Deere claims interest not only in the name “John Deere” and its leaping-deer logo, but also in the green-and-yellow color combination, in which most of its products are painted.
Deere holds three federal trademark registrations for the combination for “wheeled agricultural, lawn and garden, and material handling machines,” tractors, and nutrient applicators.
Fimco Inc. of Dakota Dunes, S.D., sells agricultural equipment under the names “Fimco” and “Schaben Industries.” According to the court, Fimco is “the largest manufacturer of lawn and garden sprayers in the United States.”
Fimco uses various color schemes, including green and yellow, for its sprayers and other agricultural equipment.
Deere sued, alleging:
• trademark infringement under the Lanham Trademark Act of 1946, 15 U.S.C. §1114,
• false designation of origin and unfair competition under 15 U.S.C. §1125(a),
• trademark dilution under 15 U.S.C. §1125(c), and
• trademark infringement under Kentucky state common law.
Fimco countered that Deere could not assert an exclusive right over the green-and-yellow combination, based on the doctrine of aesthetic functionality.
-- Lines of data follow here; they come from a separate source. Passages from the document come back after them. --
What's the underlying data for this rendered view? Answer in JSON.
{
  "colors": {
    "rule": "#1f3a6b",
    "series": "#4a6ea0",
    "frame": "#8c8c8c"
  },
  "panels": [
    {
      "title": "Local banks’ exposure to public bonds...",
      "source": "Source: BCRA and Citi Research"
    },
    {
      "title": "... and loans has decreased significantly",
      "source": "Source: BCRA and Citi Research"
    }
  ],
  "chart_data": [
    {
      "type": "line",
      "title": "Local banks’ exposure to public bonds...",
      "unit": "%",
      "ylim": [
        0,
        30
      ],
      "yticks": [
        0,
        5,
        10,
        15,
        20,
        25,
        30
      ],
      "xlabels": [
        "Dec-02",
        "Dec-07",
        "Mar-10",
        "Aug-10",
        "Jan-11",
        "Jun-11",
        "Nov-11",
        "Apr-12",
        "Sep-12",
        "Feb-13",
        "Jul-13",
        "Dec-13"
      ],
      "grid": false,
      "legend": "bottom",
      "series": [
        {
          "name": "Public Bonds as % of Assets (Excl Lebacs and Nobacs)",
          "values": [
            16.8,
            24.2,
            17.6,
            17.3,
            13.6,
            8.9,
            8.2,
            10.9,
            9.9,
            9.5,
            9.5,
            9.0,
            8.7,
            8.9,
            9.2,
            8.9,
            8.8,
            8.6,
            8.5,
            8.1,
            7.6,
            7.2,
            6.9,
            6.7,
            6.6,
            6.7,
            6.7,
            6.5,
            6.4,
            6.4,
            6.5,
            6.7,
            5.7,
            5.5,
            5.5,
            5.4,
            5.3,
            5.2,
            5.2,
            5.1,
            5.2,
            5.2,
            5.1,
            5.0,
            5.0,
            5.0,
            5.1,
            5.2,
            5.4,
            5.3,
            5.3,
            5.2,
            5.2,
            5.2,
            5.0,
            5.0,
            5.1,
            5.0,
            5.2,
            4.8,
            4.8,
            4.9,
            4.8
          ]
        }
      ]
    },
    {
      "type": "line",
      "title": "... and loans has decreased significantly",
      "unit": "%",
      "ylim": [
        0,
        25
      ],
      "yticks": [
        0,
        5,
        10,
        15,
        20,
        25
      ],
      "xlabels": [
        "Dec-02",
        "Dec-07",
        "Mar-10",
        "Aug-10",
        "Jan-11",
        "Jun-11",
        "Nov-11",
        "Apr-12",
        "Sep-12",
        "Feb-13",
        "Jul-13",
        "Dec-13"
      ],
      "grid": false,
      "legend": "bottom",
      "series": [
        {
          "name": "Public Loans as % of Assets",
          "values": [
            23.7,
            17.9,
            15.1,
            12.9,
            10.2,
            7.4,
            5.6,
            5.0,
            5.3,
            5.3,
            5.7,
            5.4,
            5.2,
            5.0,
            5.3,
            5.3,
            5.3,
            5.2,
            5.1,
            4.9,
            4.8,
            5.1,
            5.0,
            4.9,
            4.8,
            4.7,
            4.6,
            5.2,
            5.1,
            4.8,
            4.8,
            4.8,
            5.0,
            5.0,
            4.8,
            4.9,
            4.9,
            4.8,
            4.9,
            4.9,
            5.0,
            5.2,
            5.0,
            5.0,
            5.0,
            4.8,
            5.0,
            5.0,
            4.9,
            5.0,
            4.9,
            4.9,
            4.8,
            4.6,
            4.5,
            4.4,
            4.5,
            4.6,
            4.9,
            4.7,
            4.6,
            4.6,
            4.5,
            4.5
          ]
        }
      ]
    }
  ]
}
Under that theory, Fimco said that giving Deere the sole right to use green and yellow on such goods puts competitors “at a significant disadvantage because purchasers of agricultural products prefer to have equipment in colors similar to their tractors.”
Deere moved to dismiss the aesthetic functionality counterclaim under Fed. R. Civ. P. 12(b)(6) for failure to state a claim for which the law offers a remedy.
However, the court noted that in 1982, a federal district court determined that “ ‘John Deere green' was aesthetically functional precisely because ‘farmers prefer to match their loaders to their tractor.' ” Deere & Co. v. Farmhand, Inc., 560 F. Supp. 85 (S.D. Iowa 1982); aff'd 721 F.2d 253 (8th Cir. 1983).
Even though that case was about green alone— not the green-and-yellow combination—the court ruled that Fimco had sufficiently pleaded its aesthetic functionality defense to survive a Rule 12(b)(6) motion. According to the court, the issue of whether the color combination is functional in the same way that green alone was determined to be functional in 1982 is a question of fact that could not be determined at this stage.
The court's ruling was issued by Judge Thomas B. Russell.
Deere was represented by Dinsmore & Shohl LLP, Louisville, Ky. Fimco was represented by Koley Jessen P.C., Omaha, Neb.